Au Portugal, les animaux sauvages seront désormais interdits dans les cirques

"Ces animaux, réduits à de simples marionnettes, à qui on a retiré leur dignité."

(© Vyacheslav Prokofyev/TASS via Getty Images)

Mardi 30 octobre, le Parlement portugais a décidé d’interdire les animaux sauvages dans les cirques. Lions, tigres ou encore éléphants : cette interdiction concernera plus de 1 100 animaux sauvages, par opposition aux animaux domestiques qui vivent dans l’entourage de l’homme et qui ont subi une modification de leurs caractéristiques à son contact.

Cette nouvelle législation nécessitant une certaine logistique, les dresseurs professionnels et les propriétaires auront jusqu’en 2024 pour se reconvertir et s’organiser. Ils devront inscrire leurs animaux sur un registre créé par le gouvernement, afin que ces derniers puissent être placés dans des refuges. Les professionnels du spectacle qui accepteront de se séparer de leurs animaux avant la fin de la période de transition pourront également bénéficier d’une aide de l’État pour faciliter leur reconversion professionnelle.

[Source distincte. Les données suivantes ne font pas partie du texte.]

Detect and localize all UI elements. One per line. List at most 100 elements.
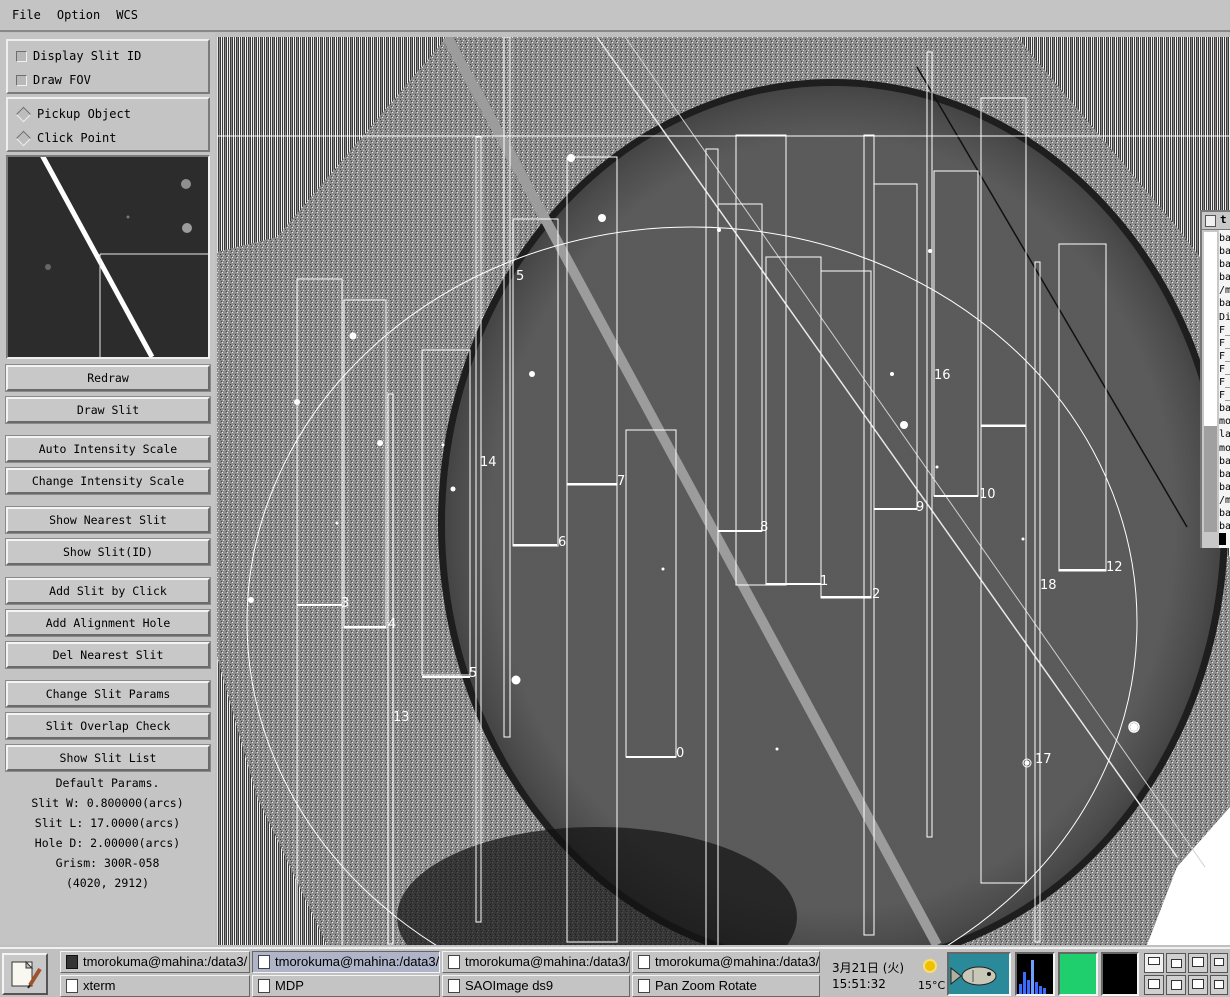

Les associations de défense des animaux se réjouissent de cette mesure forte. "Le Parlement a enfin compris que des cages plus grandes, des règles plus strictes ou davantage de contrôles n’étaient pas une solution au problème de ces animaux, réduits à de simples marionnettes, à qui on a retiré leur dignité", a réagi le député André Silva, du Parti Personnes-Animaux-Nature (PAN) qui a soumis ce projet de loi il y a près d’un an.

Et en France ?

Avec cette mesure, le Portugal rejoint la quarantaine de pays dans le monde et les dix-neuf pays européens qui limitent l’utilisation d’animaux sauvages dans les cirques. Mais comme en Belgique, en Autriche, en Bulgarie, en Croatie, en Lettonie, aux Pays-Bas, en Roumanie et en Slovénie, cette interdiction ne concerne que les animaux sauvages et non les animaux d’élevage. En Europe, seuls Malte, Chypre et la Grèce ont totalement interdit l’usage d’animaux dans les cirques.

En France, où il n’existe aucune législation, de nombreuses voix s’élèvent pour exiger des mesures similaires. Certains maires ont d’ailleurs décidé de devancer l’État en interdisant la venue de cirques dans leur commune. Selon la Fondation 30 millions d’Amis, une soixantaine de communes prohibent les représentations présentant des animaux sauvages, mais la capitale ne leur a pas encore emboîté le pas. Pour Pénélope Komitès, adjointe à la maire de Paris chargée des espaces verts, de la nature et de la biodiversité, il faut "travailler avec l’État décisionnaire mais aussi avec les circassiens".